The American Hairless Terrier makes a good apartment or city dog as they primarily indoor dogs. Given their sensitivity to sun and cold, these dogs should not be left outdoors for prolonged periods of time. The breed is muscular and athletic, though not good at swimming, and they have a strong hunting instinct which causes them to dig in the yard and chase small animals. Overall, the American Hairless Terrier is a true terrier who could be a playful addition to any family.
Caring for American Hairless Terrier Tips
Here’s what you need to know when caring for an American Hairless Terrier.
The American Hairless Terrier is an athletic dog who needs the proper nutrition to keep its lean physique and healthy spring in its step. While there are not specific dietary requirements, the breed should be kept on a high-quality dog food with veterinary supervision of their overall health. The dog food should be based on real meat, and a food containing probiotics may help prevent various diseases.
Since the American Hairless Terrier may be susceptible to hip dysplasia, it is important to monitor their weight and ensure they stay within healthy weight zones for their size. Because of this, treats should only be given sparingly as positive reinforcement during training. As with any dog, fresh, clean water should always be available.
Given that American Hairless Terriers are athletic dogs, it is important they receive enough exercise each day to maintain their energy. These dogs should be walked every day, especially if kept in a smaller apartment. Terriers are also very playful so it may be helpful to allocate space for the dog to run and play, as well as spending time to play with the dog. Interactive toys are also a positive way for these dogs to exercise and play while building on their intelligent and inquisitive nature.

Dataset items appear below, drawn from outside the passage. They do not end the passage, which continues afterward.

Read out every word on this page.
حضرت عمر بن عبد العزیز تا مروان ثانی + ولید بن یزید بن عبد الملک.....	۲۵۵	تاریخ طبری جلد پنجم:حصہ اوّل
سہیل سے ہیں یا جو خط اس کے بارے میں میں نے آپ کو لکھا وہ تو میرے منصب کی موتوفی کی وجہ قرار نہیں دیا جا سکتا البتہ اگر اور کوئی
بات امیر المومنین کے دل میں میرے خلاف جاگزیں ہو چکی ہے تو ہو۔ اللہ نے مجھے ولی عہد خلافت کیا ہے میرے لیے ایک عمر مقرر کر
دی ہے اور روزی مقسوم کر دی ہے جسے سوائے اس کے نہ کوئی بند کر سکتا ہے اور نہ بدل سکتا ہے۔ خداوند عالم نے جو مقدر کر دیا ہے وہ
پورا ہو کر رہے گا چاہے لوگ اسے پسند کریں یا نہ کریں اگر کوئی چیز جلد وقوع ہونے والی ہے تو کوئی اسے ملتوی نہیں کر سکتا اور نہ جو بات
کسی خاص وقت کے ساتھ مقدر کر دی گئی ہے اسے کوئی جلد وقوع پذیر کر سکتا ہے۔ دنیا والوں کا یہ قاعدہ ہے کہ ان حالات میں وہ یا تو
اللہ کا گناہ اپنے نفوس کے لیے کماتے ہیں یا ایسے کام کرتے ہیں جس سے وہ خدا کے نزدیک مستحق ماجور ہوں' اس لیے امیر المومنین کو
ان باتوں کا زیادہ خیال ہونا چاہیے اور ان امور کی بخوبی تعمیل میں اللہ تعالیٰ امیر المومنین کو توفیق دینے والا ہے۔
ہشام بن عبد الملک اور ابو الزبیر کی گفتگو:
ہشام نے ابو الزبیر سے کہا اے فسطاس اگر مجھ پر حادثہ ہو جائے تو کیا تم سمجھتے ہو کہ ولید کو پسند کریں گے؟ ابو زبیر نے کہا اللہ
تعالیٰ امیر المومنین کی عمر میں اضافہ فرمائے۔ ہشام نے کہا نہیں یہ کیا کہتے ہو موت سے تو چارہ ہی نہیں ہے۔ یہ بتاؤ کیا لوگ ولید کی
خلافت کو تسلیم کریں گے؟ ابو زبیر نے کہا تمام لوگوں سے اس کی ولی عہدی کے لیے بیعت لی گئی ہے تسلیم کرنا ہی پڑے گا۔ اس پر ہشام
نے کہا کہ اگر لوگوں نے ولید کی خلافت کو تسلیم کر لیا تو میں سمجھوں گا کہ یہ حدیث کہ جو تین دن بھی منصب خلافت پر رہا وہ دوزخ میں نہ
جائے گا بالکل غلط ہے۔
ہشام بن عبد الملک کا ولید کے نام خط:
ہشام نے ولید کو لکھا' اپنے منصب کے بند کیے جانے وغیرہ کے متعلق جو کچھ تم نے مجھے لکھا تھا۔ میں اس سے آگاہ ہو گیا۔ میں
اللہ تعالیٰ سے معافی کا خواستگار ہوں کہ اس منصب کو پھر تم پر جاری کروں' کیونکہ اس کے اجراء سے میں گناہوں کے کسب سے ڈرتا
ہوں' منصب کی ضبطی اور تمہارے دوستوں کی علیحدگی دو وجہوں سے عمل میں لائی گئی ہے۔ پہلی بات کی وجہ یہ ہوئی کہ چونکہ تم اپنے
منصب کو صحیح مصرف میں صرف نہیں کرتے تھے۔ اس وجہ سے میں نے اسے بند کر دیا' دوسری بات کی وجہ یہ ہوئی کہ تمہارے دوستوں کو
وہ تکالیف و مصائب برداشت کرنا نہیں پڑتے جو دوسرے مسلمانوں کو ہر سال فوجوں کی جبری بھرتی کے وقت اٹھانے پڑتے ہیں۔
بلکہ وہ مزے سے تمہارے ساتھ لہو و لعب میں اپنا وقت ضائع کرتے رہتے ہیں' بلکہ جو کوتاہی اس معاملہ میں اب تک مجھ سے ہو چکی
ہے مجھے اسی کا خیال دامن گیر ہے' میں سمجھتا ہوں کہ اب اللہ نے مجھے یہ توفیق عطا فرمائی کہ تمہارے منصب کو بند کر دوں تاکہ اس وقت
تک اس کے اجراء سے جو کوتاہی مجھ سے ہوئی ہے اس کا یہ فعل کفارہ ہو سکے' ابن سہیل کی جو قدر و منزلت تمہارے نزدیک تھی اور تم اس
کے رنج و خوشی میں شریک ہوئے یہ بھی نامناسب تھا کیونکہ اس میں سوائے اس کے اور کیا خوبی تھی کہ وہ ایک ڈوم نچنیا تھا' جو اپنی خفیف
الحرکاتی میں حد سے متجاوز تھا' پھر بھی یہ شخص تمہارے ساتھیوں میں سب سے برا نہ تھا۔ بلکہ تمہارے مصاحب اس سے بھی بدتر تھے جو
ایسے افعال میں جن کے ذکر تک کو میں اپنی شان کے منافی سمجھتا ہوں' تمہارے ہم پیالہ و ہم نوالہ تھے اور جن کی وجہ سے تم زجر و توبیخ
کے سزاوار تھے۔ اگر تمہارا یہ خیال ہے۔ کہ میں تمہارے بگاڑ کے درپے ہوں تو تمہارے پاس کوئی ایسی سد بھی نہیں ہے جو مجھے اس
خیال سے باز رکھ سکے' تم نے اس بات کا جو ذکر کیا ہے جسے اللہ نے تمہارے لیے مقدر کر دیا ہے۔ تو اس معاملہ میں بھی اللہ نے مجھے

If outdoor space is available, allowing the dog to dig is another way to expend energy and help the dog connect with their instincts. While these dogs are active, American Hairless Terriers are also happy being lap dogs and don’t need as much exercise as many larger dog breeds.

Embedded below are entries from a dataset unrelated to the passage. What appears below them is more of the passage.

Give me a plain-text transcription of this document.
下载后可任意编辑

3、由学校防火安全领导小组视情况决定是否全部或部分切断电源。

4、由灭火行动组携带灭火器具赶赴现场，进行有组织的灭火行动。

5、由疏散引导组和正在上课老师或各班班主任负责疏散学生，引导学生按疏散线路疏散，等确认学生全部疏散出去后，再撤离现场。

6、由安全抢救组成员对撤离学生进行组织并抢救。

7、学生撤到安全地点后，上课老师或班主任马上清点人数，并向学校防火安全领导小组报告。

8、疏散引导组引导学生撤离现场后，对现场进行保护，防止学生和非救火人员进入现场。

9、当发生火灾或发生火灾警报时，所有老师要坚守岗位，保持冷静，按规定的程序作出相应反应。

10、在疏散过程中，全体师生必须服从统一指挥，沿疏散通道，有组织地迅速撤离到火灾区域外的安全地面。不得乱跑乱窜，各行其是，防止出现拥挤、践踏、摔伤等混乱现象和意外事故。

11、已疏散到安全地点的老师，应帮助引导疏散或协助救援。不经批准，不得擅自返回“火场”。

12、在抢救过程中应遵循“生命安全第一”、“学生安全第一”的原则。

Training is an integral part of owning an American Hairless Terrier and is one of their favorite activities! These dogs aim to please and respond well to positive reinforcement. Training should begin from a young age to encourage socialization with humans and other dogs.
As the dogs get older, they may enjoy obedience and agility training as well. Given their eager-to-please attitudes, American Hairless Terriers are considered easy to train and they excel in many activities and sports.

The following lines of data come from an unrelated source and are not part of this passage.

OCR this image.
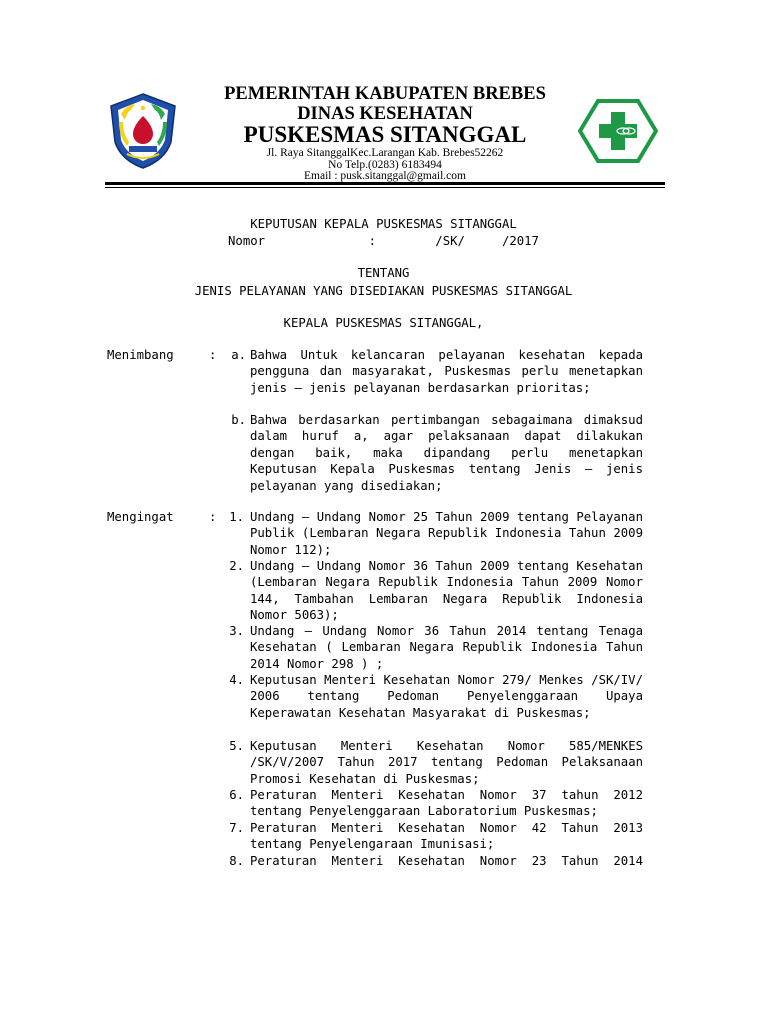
PEMERINTAH KABUPATEN BREBES
DINAS KESEHATAN
PUSKESMAS SITANGGAL
Jl. Raya SitanggalKec.Larangan Kab. Brebes52262
No Telp.(0283) 6183494
Email : pusk.sitanggal@gmail.com
KEPUTUSAN KEPALA PUSKESMAS SITANGGAL
Nomor              :        /SK/     /2017
TENTANG
JENIS PELAYANAN YANG DISEDIAKAN PUSKESMAS SITANGGAL
KEPALA PUSKESMAS SITANGGAL,
Menimbang	:	a. Bahwa Untuk kelancaran pelayanan kesehatan kepada pengguna dan masyarakat, Puskesmas perlu menetapkan jenis – jenis pelayanan berdasarkan prioritas;
b. Bahwa berdasarkan pertimbangan sebagaimana dimaksud dalam huruf a, agar pelaksanaan dapat dilakukan dengan baik, maka dipandang perlu menetapkan Keputusan Kepala Puskesmas tentang Jenis – jenis pelayanan yang disediakan;
Mengingat	:	1. Undang – Undang Nomor 25 Tahun 2009 tentang Pelayanan Publik (Lembaran Negara Republik Indonesia Tahun 2009 Nomor 112);
2. Undang – Undang Nomor 36 Tahun 2009 tentang Kesehatan (Lembaran Negara Republik Indonesia Tahun 2009 Nomor 144, Tambahan Lembaran Negara Republik Indonesia Nomor 5063);
3. Undang – Undang Nomor 36 Tahun 2014 tentang Tenaga Kesehatan ( Lembaran Negara Republik Indonesia Tahun 2014 Nomor 298 ) ;
4. Keputusan Menteri Kesehatan Nomor 279/ Menkes /SK/IV/ 2006 tentang Pedoman Penyelenggaraan Upaya Keperawatan Kesehatan Masyarakat di Puskesmas;
5. Keputusan Menteri Kesehatan Nomor 585/MENKES /SK/V/2007 Tahun 2017 tentang Pedoman Pelaksanaan Promosi Kesehatan di Puskesmas;
6. Peraturan Menteri Kesehatan Nomor 37 tahun 2012 tentang Penyelenggaraan Laboratorium Puskesmas;
7. Peraturan Menteri Kesehatan Nomor 42 Tahun 2013 tentang Penyelengaraan Imunisasi;
8. Peraturan Menteri Kesehatan Nomor 23 Tahun 2014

The main health concern with American Hairless Terriers is keeping their skin healthy. These dogs require occasional bathing and sunscreen must be applied to their skin before going outside. During cold months, it is important to keep them warm using a heating pad or putting them in a jacket when taking them outside.
A raincoat may also be necessary to keep their skin warm and dry during the rainy weather. In addition to skincare, it is important to keep their nails trimmed and their teeth and ears clean as you would with any dog breed.
Given that the American Hairless Terrier is a new and rare dog breed, there is still little information regarding their health issues. To date, the breed has had one or more encounter with (and may be at risk for) the following health issues:
- Legg-Calve Perthes
- Patellar Luxation
- Liver Shunt
- Hip Dysplasia
- Immune medicated hemolytic anemia
- Blue Dog Disease
- Club Foot
- Von Willebrand’s Disease
- Heart Murmur
- Cushing’s Disease
- Thyroid Problems
- Hemophilia A
- Primary Lens Luxation
- Microvascular Dysplasia.
When adopting an American Hairless Terrier, you may consider finding a breeder who tests and reports these issues. Additionally, supplements may help decrease the risk for some issues, such as joint supplements for hip dysplasia.